Venice: Bariletto, 1561. Two parts in one. 8vo. [viii], 152; [viii], 152 leaves (A1 of first part misbound following title and before table of contents). FIRST EDITION. Each part with separate title. Woodcut printer’s device of “Prudence” with the motto Prudentia negotium non fortuna ducat on each title and full-page on verso of last leaf of each part, woodcuts historiated initials, text woodcut illustration of an alchemical instrument (sigilla hermetis), contemporary manuscripts notes. Contemporary vellum, a bit worn, with faint notes on covers; some browning and minor staining. Manuscript note on second title that suggests that Rossello is an alias for D. Panizza of Venice (?). Also of interest is the different spelling of Venice, “Venegia” on the first title and “Venetia” on the second. Item #16003
RENAISSANCE BOOK OF SECRETS - - GENDER OF WRITER QUESTIONED. First edition, extremely rare, of this important and enigmatic treatise of alchemical, pharmaceutical and herbal formulas containing almost every remedy and new mode of therapy for illness as well as the ability to remain in good health. Among the topics described are recipes for plague amulets to aphrodisiacs and formulas from lip balm to paint pigments and cleaning teeth. In addition to the many other beauty treatments, the second book illustrates how to prepare “special waters” used to heal a variety of diseases. Noteworthy is the author’s description of his preparation of camphor, quicksilver and sulfur to make a universal medicine. Of special interest (especially given the question of the gender of the writer) is the formula for a mixture of quail testicles, large winged ants, musk, and amber to treat erectile dysfunction.

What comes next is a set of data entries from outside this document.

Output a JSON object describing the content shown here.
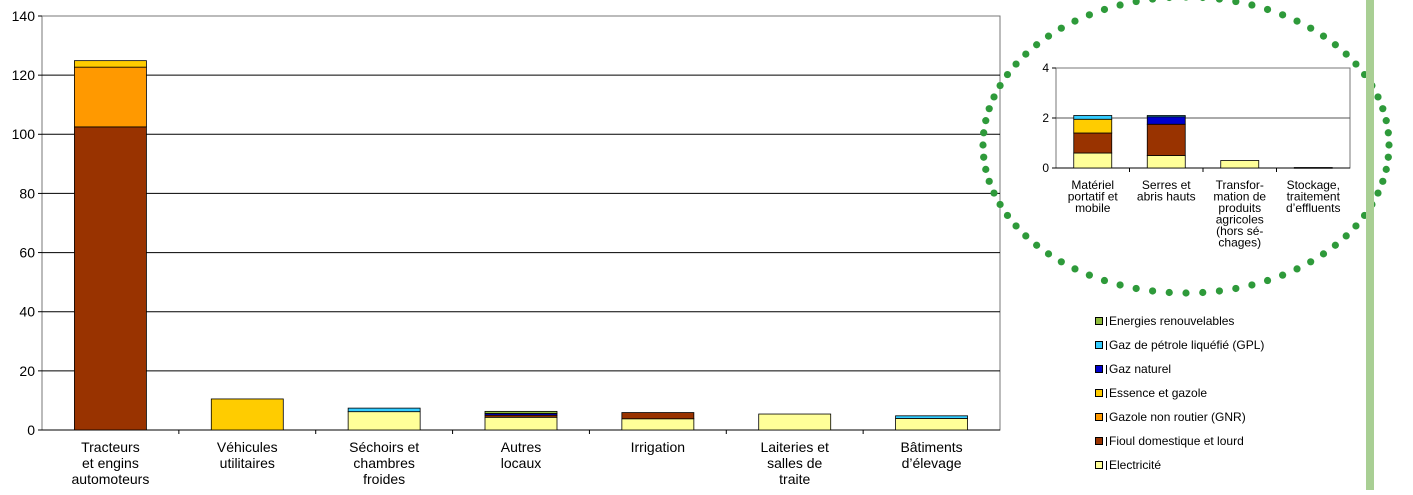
{
  "chart_data": [
    {
      "type": "bar",
      "stacked": true,
      "ylim": [
        0,
        140
      ],
      "yticks": [
        "0",
        "20",
        "40",
        "60",
        "80",
        "100",
        "120",
        "140"
      ],
      "grid": true,
      "categories": [
        "Tracteurs et engins automoteurs",
        "Véhicules utilitaires",
        "Séchoirs et chambres froides",
        "Autres locaux",
        "Irrigation",
        "Laiteries et salles de traite",
        "Bâtiments d’élevage"
      ],
      "series": [
        {
          "name": "Electricité",
          "values": [
            0,
            0,
            6.2,
            4.3,
            3.8,
            5.4,
            3.9
          ]
        },
        {
          "name": "Fioul domestique et lourd",
          "values": [
            102.5,
            0,
            0,
            0.7,
            2.1,
            0,
            0
          ]
        },
        {
          "name": "Gazole non routier (GNR)",
          "values": [
            20.2,
            0,
            0,
            0,
            0,
            0,
            0
          ]
        },
        {
          "name": "Essence et gazole",
          "values": [
            2.2,
            10.5,
            0,
            0,
            0,
            0,
            0
          ]
        },
        {
          "name": "Gaz naturel",
          "values": [
            0,
            0,
            0,
            0.6,
            0,
            0,
            0
          ]
        },
        {
          "name": "Gaz de pétrole liquéfié (GPL)",
          "values": [
            0,
            0,
            1.2,
            0,
            0,
            0,
            0.9
          ]
        },
        {
          "name": "Energies renouvelables",
          "values": [
            0,
            0,
            0,
            0.7,
            0,
            0,
            0
          ]
        }
      ]
    },
    {
      "type": "bar",
      "stacked": true,
      "ylim": [
        0,
        4
      ],
      "yticks": [
        "0",
        "2",
        "4"
      ],
      "grid": true,
      "categories": [
        "Matériel portatif et mobile",
        "Serres et abris hauts",
        "Transfor-mation de produits agricoles (hors sé-chages)",
        "Stockage, traitement d’effluents"
      ],
      "series": [
        {
          "name": "Electricité",
          "values": [
            0.6,
            0.5,
            0.3,
            0.02
          ]
        },
        {
          "name": "Fioul domestique et lourd",
          "values": [
            0.8,
            1.25,
            0,
            0
          ]
        },
        {
          "name": "Gazole non routier (GNR)",
          "values": [
            0,
            0,
            0,
            0
          ]
        },
        {
          "name": "Essence et gazole",
          "values": [
            0.55,
            0,
            0,
            0
          ]
        },
        {
          "name": "Gaz naturel",
          "values": [
            0,
            0.3,
            0,
            0
          ]
        },
        {
          "name": "Gaz de pétrole liquéfié (GPL)",
          "values": [
            0.15,
            0.05,
            0,
            0
          ]
        },
        {
          "name": "Energies renouvelables",
          "values": [
            0,
            0,
            0,
            0
          ]
        }
      ]
    }
  ],
  "main_category_lines": [
    [
      "Tracteurs",
      "et engins",
      "automoteurs"
    ],
    [
      "Véhicules",
      "utilitaires"
    ],
    [
      "Séchoirs et",
      "chambres",
      "froides"
    ],
    [
      "Autres",
      "locaux"
    ],
    [
      "Irrigation"
    ],
    [
      "Laiteries et",
      "salles de",
      "traite"
    ],
    [
      "Bâtiments",
      "d’élevage"
    ]
  ],
  "inset_category_lines": [
    [
      "Matériel",
      "portatif et",
      "mobile"
    ],
    [
      "Serres et",
      "abris hauts"
    ],
    [
      "Transfor-",
      "mation de",
      "produits",
      "agricoles",
      "(hors sé-",
      "chages)"
    ],
    [
      "Stockage,",
      "traitement",
      "d’effluents"
    ]
  ],
  "legend": {
    "items": [
      {
        "label": "Energies renouvelables",
        "color": "#8fbc3c"
      },
      {
        "label": "Gaz de pétrole liquéfié (GPL)",
        "color": "#33ccff"
      },
      {
        "label": "Gaz naturel",
        "color": "#0000cc"
      },
      {
        "label": "Essence et gazole",
        "color": "#ffcc00"
      },
      {
        "label": "Gazole non routier (GNR)",
        "color": "#ff9900"
      },
      {
        "label": "Fioul domestique et lourd",
        "color": "#993300"
      },
      {
        "label": "Electricité",
        "color": "#ffff99"
      }
    ]
  },
  "colors": {
    "Electricité": "#ffff99",
    "Fioul domestique et lourd": "#993300",
    "Gazole non routier (GNR)": "#ff9900",
    "Essence et gazole": "#ffcc00",
    "Gaz naturel": "#0000cc",
    "Gaz de pétrole liquéfié (GPL)": "#33ccff",
    "Energies renouvelables": "#8fbc3c",
    "highlight_dots": "#2e9a3a",
    "side_bar": "#a9cf94"
  }
}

Little is known about the author and this work. In the same year the present book was published, Isabella Cortese, an Italian writer and alchemist, published I secreti della signora Isabella Cortese (The secrets of Lady Isabella Cortese), same printer, same printer’s device, and very similar text. Both works contain instructions on the preparation of practical items such as toothpaste, soap and cosmetics; both contain the same directions on the “universal medicine”; and both have the same section on erectile dysfunction. Three men, Bariletto, Curtio Troiano di Navò and Mario Caboga, can all be connected to both works. Bariletto was a printer who came to Venice from the Riviera di Salò on Lake Garda around 1550; di Navò, his brother-in-law and described as a “book merchant,” applied in 1560 for the required privileges to print both works; Chaboga, the Archdeacon of Ragusa, was the dedicatee of both works. No extended information has been found on Isabella Cortese and her life; all that is known is her book of secrets. It has been questioned whether Cortese was a pseudonym for Rossello (or whoever Rossello actually was), as the possibility might exist for increased sales based on a female author. Alternatively, it could be that Rossello was a pseudonym used by Cortese (or whoever she actually was). The manuscript note indicating an alias of Rossello puts everything into question; the only Panizza we could locate was the printer Valente Panizza (fl. 1562-1572). Both books were reprinted numerous times over the following hundred years.